Even when applying Christian principles, he had surprises. In one instance he chided Christian conservatives’ demand for “originalism” in interpreting the Constitution, wondering why they did not regard this as idolatrous. He said their overwhelming identification with one party, the Republicans, had “poisoned politics in deep ways.”
William John Stuntz was born in Washington on July 3, 1958, grew up in Annapolis, Md., and graduated from the College of William and Mary and the University of Virginia School of Law. He clerked for Justice Lewis F. Powell Jr. and taught at the University of Virginia for 14 years.
“He leapt to the top of the field in the early days of his entering the law professor world,” said Martha L. Minow, the current dean of Harvard Law School.
Harvard hired him in 2000, and in 2006 he was named the Henry J. Friendly professor. This fall, Harvard University Press will publish his book “The Collapse of American Criminal Justice.” Also this fall, Cambridge University Press will publish a book of essays on the implications of his scholarship.
Mr. Stuntz is survived by his wife, Ruth; his children, Sarah Stuntz, Andrew Stuntz and Samuel Cook-Stuntz; his parents, John and Sandy Stuntz; his sister, Linda Adamson; and his brothers, Richard, Michael and David.
Mr. Stuntz wrote extensively about the chronic pain he suffered after a back injury in 1999, saying he felt better after realizing it was futile to dream of being painless. “Hopelessness turns out to be surprisingly good medicine,” he wrote.

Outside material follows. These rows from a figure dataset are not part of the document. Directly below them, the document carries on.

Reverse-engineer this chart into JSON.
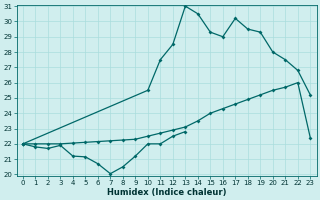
{
  "xlabel": "Humidex (Indice chaleur)",
  "background_color": "#d0eeee",
  "grid_color": "#aadddd",
  "line_color": "#006868",
  "ylim_min": 20,
  "ylim_max": 31,
  "xlim_min": -0.5,
  "xlim_max": 23.5,
  "yticks": [
    20,
    21,
    22,
    23,
    24,
    25,
    26,
    27,
    28,
    29,
    30,
    31
  ],
  "xticks": [
    0,
    1,
    2,
    3,
    4,
    5,
    6,
    7,
    8,
    9,
    10,
    11,
    12,
    13,
    14,
    15,
    16,
    17,
    18,
    19,
    20,
    21,
    22,
    23
  ],
  "line1_x": [
    0,
    1,
    2,
    3,
    4,
    5,
    6,
    7,
    8,
    9,
    10,
    11,
    12,
    13
  ],
  "line1_y": [
    22.0,
    21.8,
    21.7,
    21.9,
    21.2,
    21.15,
    20.7,
    20.05,
    20.5,
    21.2,
    22.0,
    22.0,
    22.5,
    22.8
  ],
  "line2_x": [
    0,
    10,
    11,
    12,
    13,
    14,
    15,
    16,
    17,
    18,
    19,
    20,
    21,
    22,
    23
  ],
  "line2_y": [
    22.0,
    25.5,
    27.5,
    28.5,
    31.0,
    30.5,
    29.3,
    29.0,
    30.2,
    29.5,
    29.3,
    28.0,
    27.5,
    26.8,
    25.2
  ],
  "line3_x": [
    0,
    1,
    2,
    3,
    4,
    5,
    6,
    7,
    8,
    9,
    10,
    11,
    12,
    13,
    14,
    15,
    16,
    17,
    18,
    19,
    20,
    21,
    22,
    23
  ],
  "line3_y": [
    22.0,
    22.0,
    22.0,
    22.0,
    22.05,
    22.1,
    22.15,
    22.2,
    22.25,
    22.3,
    22.5,
    22.7,
    22.9,
    23.1,
    23.5,
    24.0,
    24.3,
    24.6,
    24.9,
    25.2,
    25.5,
    25.7,
    26.0,
    22.4
  ]
}
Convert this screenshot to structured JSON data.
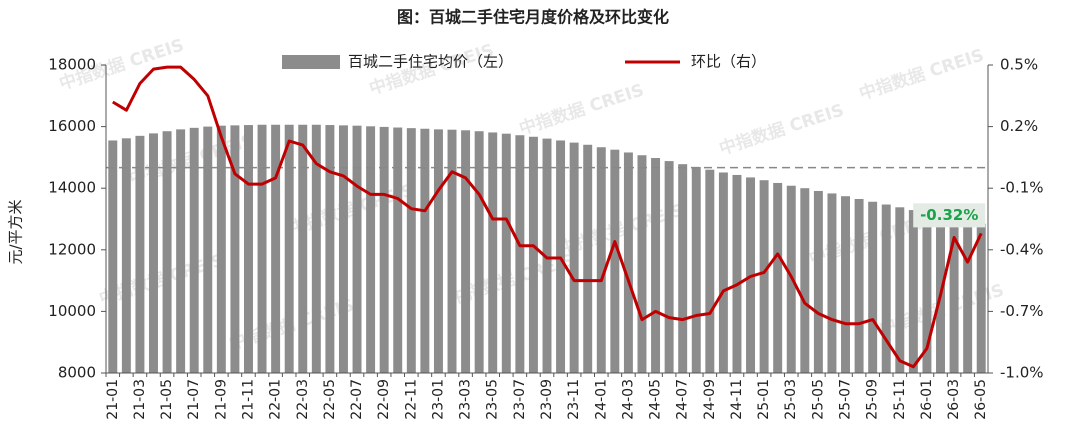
{
  "chart_data": {
    "type": "bar+line",
    "title": "图：百城二手住宅月度价格及环比变化",
    "y_label": "元/平方米",
    "watermark": "中指数据 CREIS",
    "annotation": "-0.32%",
    "categories": [
      "21-01",
      null,
      "21-03",
      null,
      "21-05",
      null,
      "21-07",
      null,
      "21-09",
      null,
      "21-11",
      null,
      "22-01",
      null,
      "22-03",
      null,
      "22-05",
      null,
      "22-07",
      null,
      "22-09",
      null,
      "22-11",
      null,
      "23-01",
      null,
      "23-03",
      null,
      "23-05",
      null,
      "23-07",
      null,
      "23-09",
      null,
      "23-11",
      null,
      "24-01",
      null,
      "24-03",
      null,
      "24-05",
      null,
      "24-07",
      null,
      "24-09",
      null,
      "24-11",
      null,
      "25-01",
      null,
      "25-03",
      null,
      "25-05",
      null,
      "25-07",
      null,
      "25-09",
      null,
      "25-11",
      null,
      "26-01",
      null,
      "26-03",
      null,
      "26-05"
    ],
    "series": [
      {
        "name": "百城二手住宅均价（左）",
        "type": "bar",
        "color": "#8c8c8c",
        "axis": "y",
        "values": [
          15550,
          15620,
          15700,
          15780,
          15850,
          15910,
          15960,
          16000,
          16030,
          16040,
          16050,
          16060,
          16060,
          16060,
          16060,
          16060,
          16050,
          16040,
          16030,
          16010,
          15990,
          15970,
          15950,
          15930,
          15910,
          15900,
          15880,
          15850,
          15810,
          15770,
          15720,
          15670,
          15610,
          15550,
          15480,
          15410,
          15330,
          15250,
          15160,
          15070,
          14980,
          14880,
          14780,
          14690,
          14600,
          14510,
          14430,
          14350,
          14260,
          14170,
          14080,
          14000,
          13910,
          13830,
          13740,
          13650,
          13560,
          13470,
          13380,
          13290,
          13190,
          13100,
          13000,
          12920,
          12850
        ]
      },
      {
        "name": "环比（右）",
        "type": "line",
        "color": "#c00000",
        "axis": "y2",
        "values": [
          0.32,
          0.28,
          0.41,
          0.48,
          0.49,
          0.49,
          0.43,
          0.35,
          0.15,
          -0.03,
          -0.08,
          -0.08,
          -0.05,
          0.13,
          0.11,
          0.02,
          -0.02,
          -0.04,
          -0.09,
          -0.13,
          -0.13,
          -0.15,
          -0.2,
          -0.21,
          -0.11,
          -0.02,
          -0.05,
          -0.13,
          -0.25,
          -0.25,
          -0.38,
          -0.38,
          -0.44,
          -0.44,
          -0.55,
          -0.55,
          -0.55,
          -0.36,
          -0.55,
          -0.74,
          -0.7,
          -0.73,
          -0.74,
          -0.72,
          -0.71,
          -0.6,
          -0.57,
          -0.53,
          -0.51,
          -0.42,
          -0.53,
          -0.66,
          -0.71,
          -0.74,
          -0.76,
          -0.76,
          -0.74,
          -0.84,
          -0.94,
          -0.97,
          -0.88,
          -0.62,
          -0.34,
          -0.46,
          -0.32
        ]
      }
    ],
    "ylim": [
      8000,
      18000
    ],
    "yticks": [
      8000,
      10000,
      12000,
      14000,
      16000,
      18000
    ],
    "y2lim": [
      -1.0,
      0.5
    ],
    "y2ticks": [
      {
        "value": -1.0,
        "label": "-1.0%"
      },
      {
        "value": -0.7,
        "label": "-0.7%"
      },
      {
        "value": -0.4,
        "label": "-0.4%"
      },
      {
        "value": -0.1,
        "label": "-0.1%"
      },
      {
        "value": 0.2,
        "label": "0.2%"
      },
      {
        "value": 0.5,
        "label": "0.5%"
      }
    ],
    "y2_reference_line": 0,
    "annotation_color": "#1aa34a",
    "legend": "top"
  }
}
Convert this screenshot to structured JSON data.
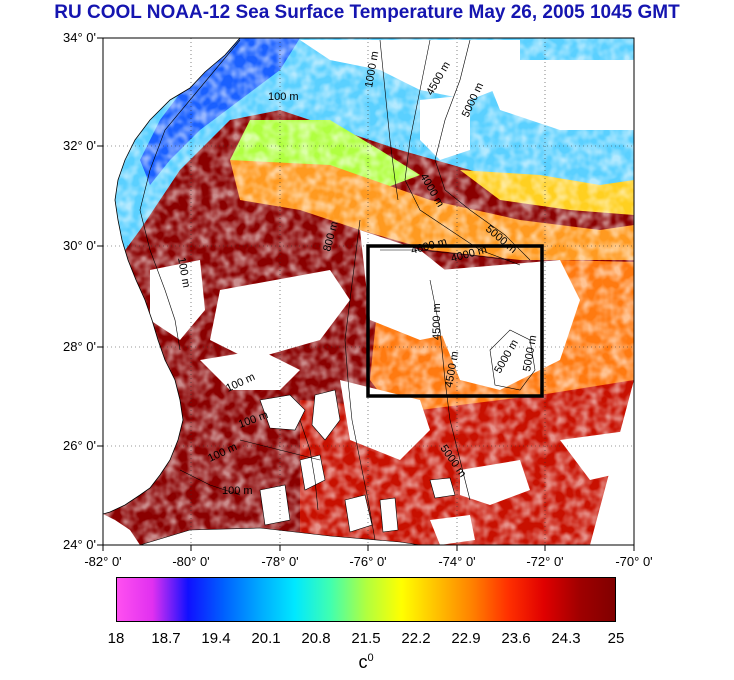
{
  "title": "RU COOL  NOAA-12 Sea Surface Temperature May 26, 2005 1045 GMT",
  "latitude_ticks": [
    "34° 0'",
    "32° 0'",
    "30° 0'",
    "28° 0'",
    "26° 0'",
    "24° 0'"
  ],
  "longitude_ticks": [
    "-82° 0'",
    "-80° 0'",
    "-78° 0'",
    "-76° 0'",
    "-74° 0'",
    "-72° 0'",
    "-70° 0'"
  ],
  "contour_labels": [
    "100 m",
    "1000 m",
    "4500 m",
    "5000 m",
    "4000 m",
    "5000 m",
    "4600 m",
    "4000 m",
    "800 m",
    "100 m",
    "4500 m",
    "5000 m",
    "5000 m",
    "4500 m",
    "100 m",
    "100 m",
    "100 m",
    "100 m",
    "5000 m"
  ],
  "colorbar": {
    "ticks": [
      "18",
      "18.7",
      "19.4",
      "20.1",
      "20.8",
      "21.5",
      "22.2",
      "22.9",
      "23.6",
      "24.3",
      "25"
    ],
    "unit": "c",
    "unit_superscript": "0",
    "colors": [
      "#ff50f0",
      "#e030f0",
      "#1010ff",
      "#0060ff",
      "#00a8ff",
      "#00e8ff",
      "#40ffb0",
      "#b0ff40",
      "#ffff00",
      "#ffc000",
      "#ff8000",
      "#ff3000",
      "#e00000",
      "#a00000",
      "#800000"
    ]
  },
  "colors": {
    "land": "#ffffff",
    "cloud": "#ffffff",
    "warm_water": "#8a0000",
    "box": "#000000",
    "title": "#1515b0"
  }
}
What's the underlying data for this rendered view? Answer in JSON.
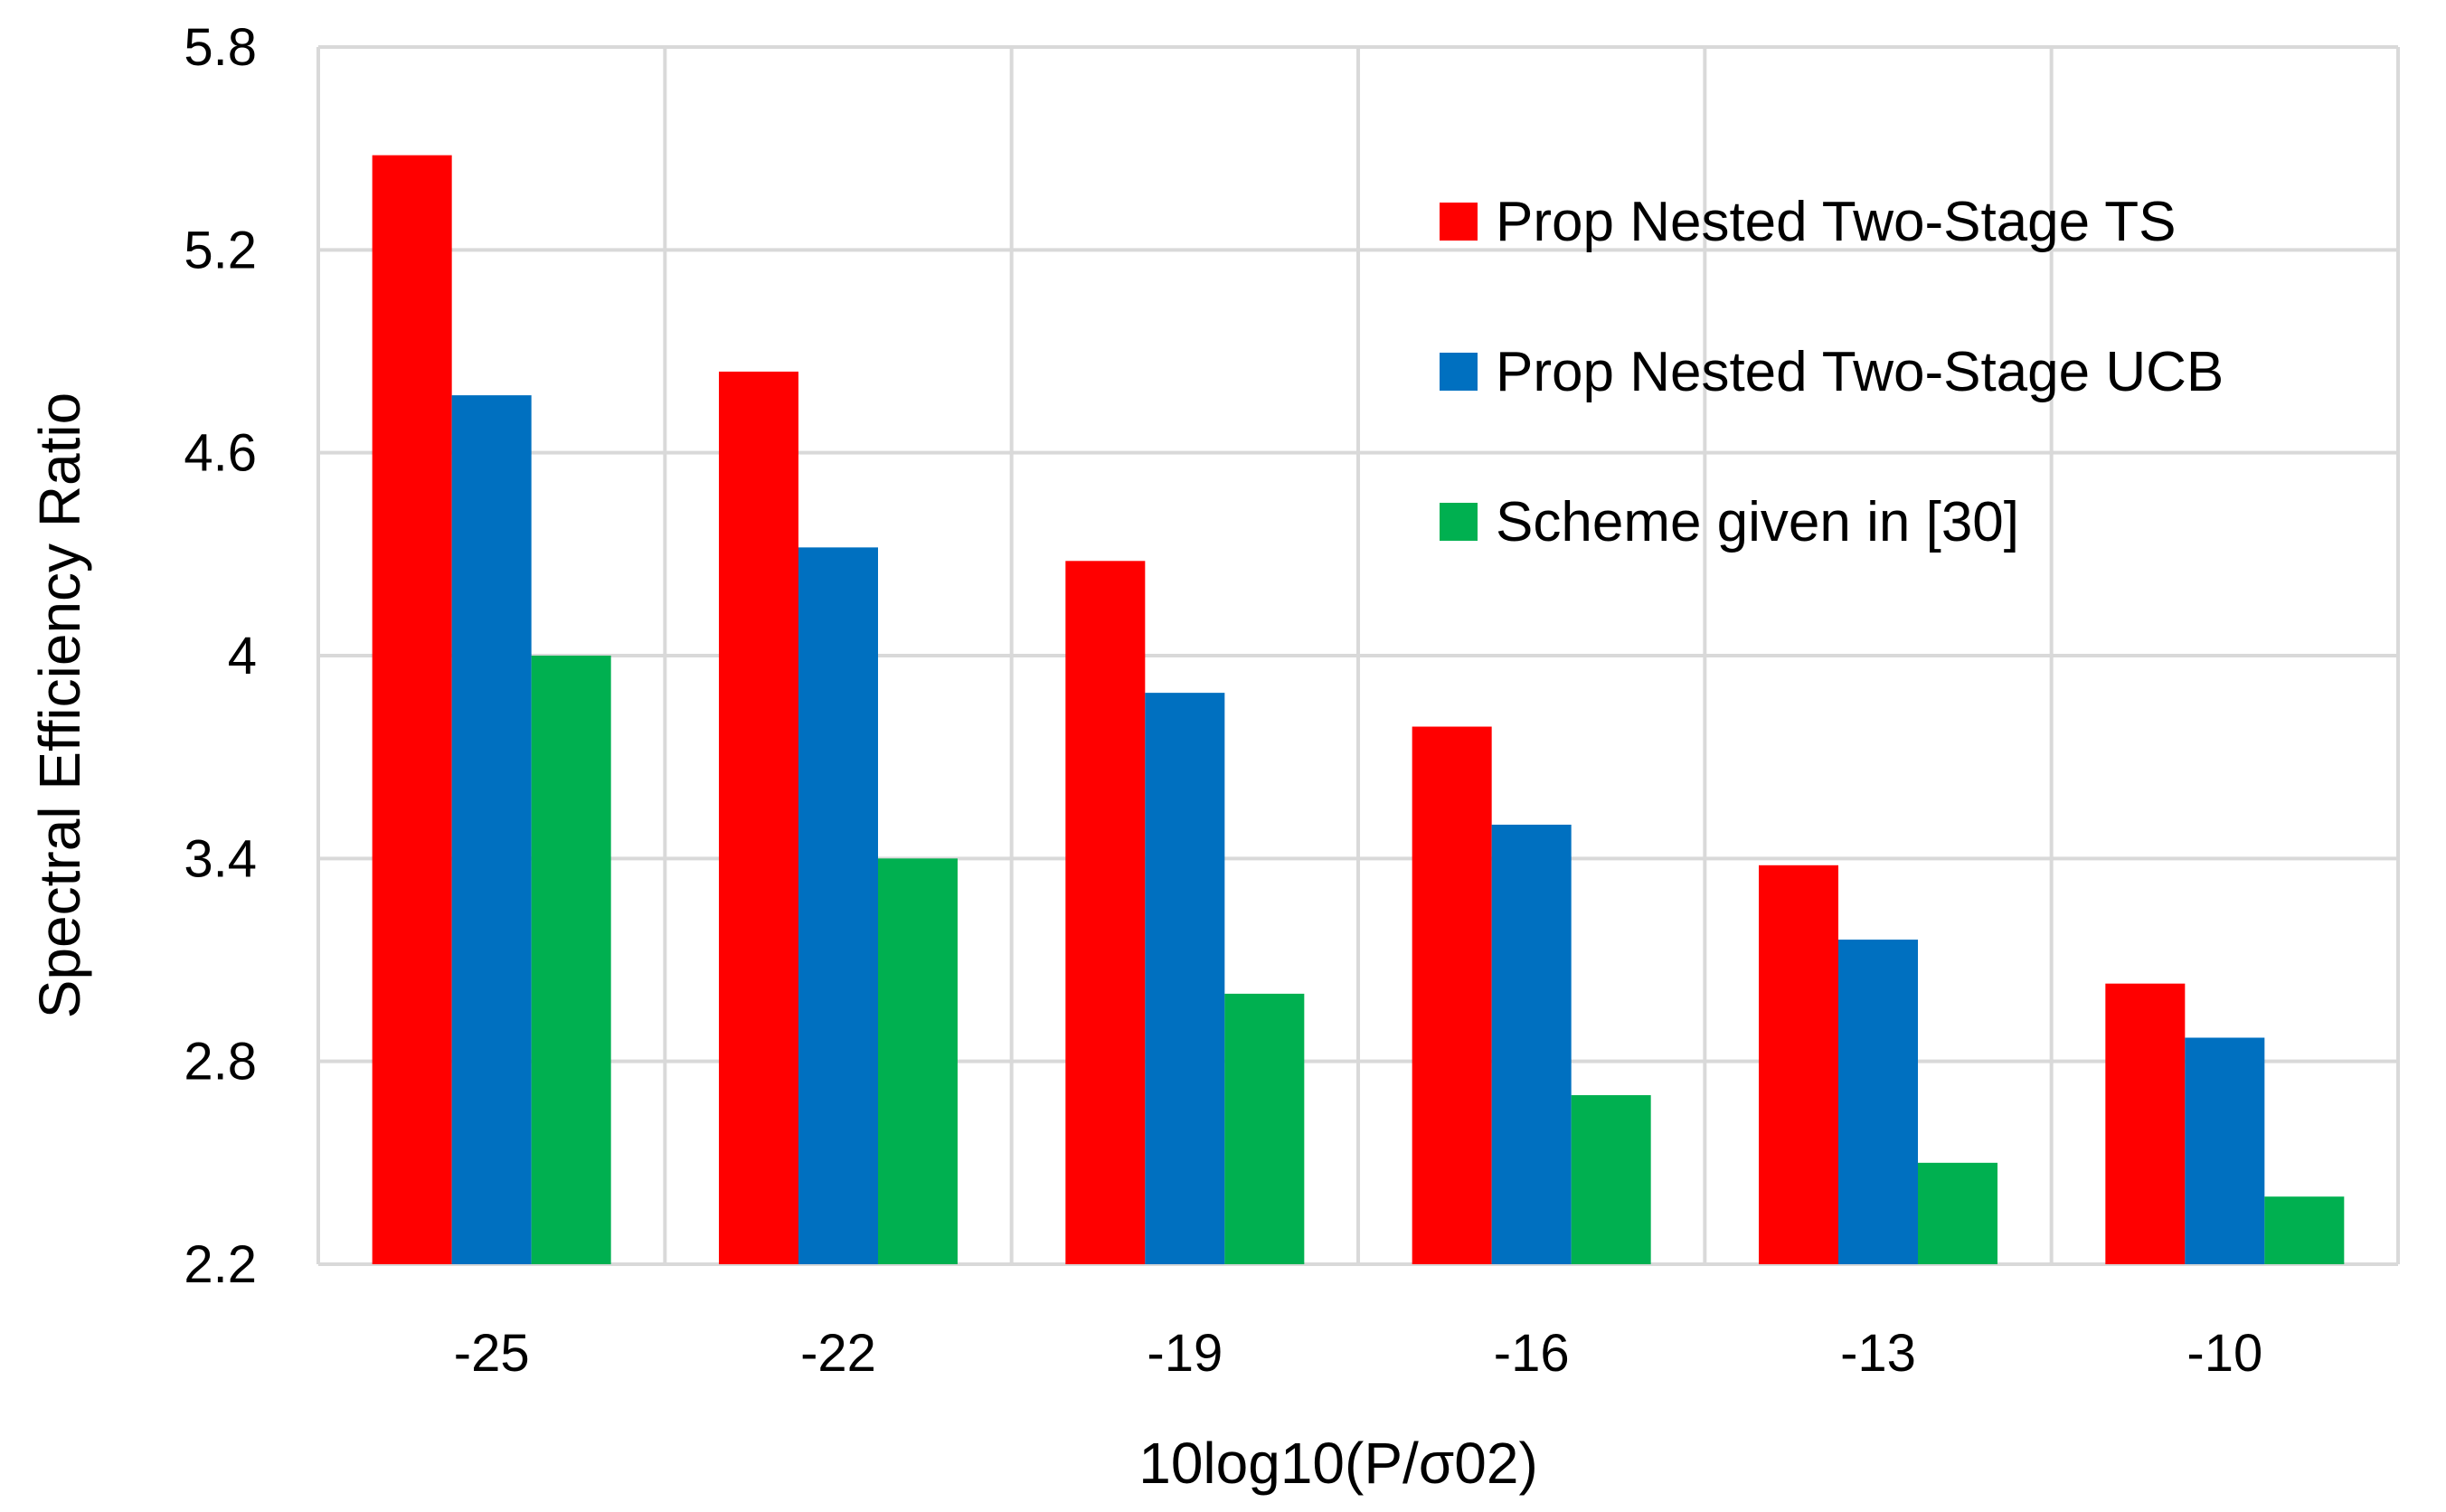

He kept writing when he was dying of cancer, saying that he found hope in a single passage of the Book of Job. “You will call and I will answer,” Job says. “You will long for the creature your hands have made.”
Mr. Stuntz wrote, “The concept that God longs for the likes of me is so unbelievably sweet.”
This article has been revised to reflect the following correction:
Correction: March 22, 2011
An obituary on Monday about the legal scholar William J. Stuntz omitted one of three brothers who are among his survivors. Besides Richard and David, he is also survived by Michael. The obituary also misstated the title of Mr. Stuntz’s forthcoming book. It is “The Collapse of American Criminal Justice” — not “Fighting Crime: Race, Crime, and Democracy in America,” which had been a tentative title.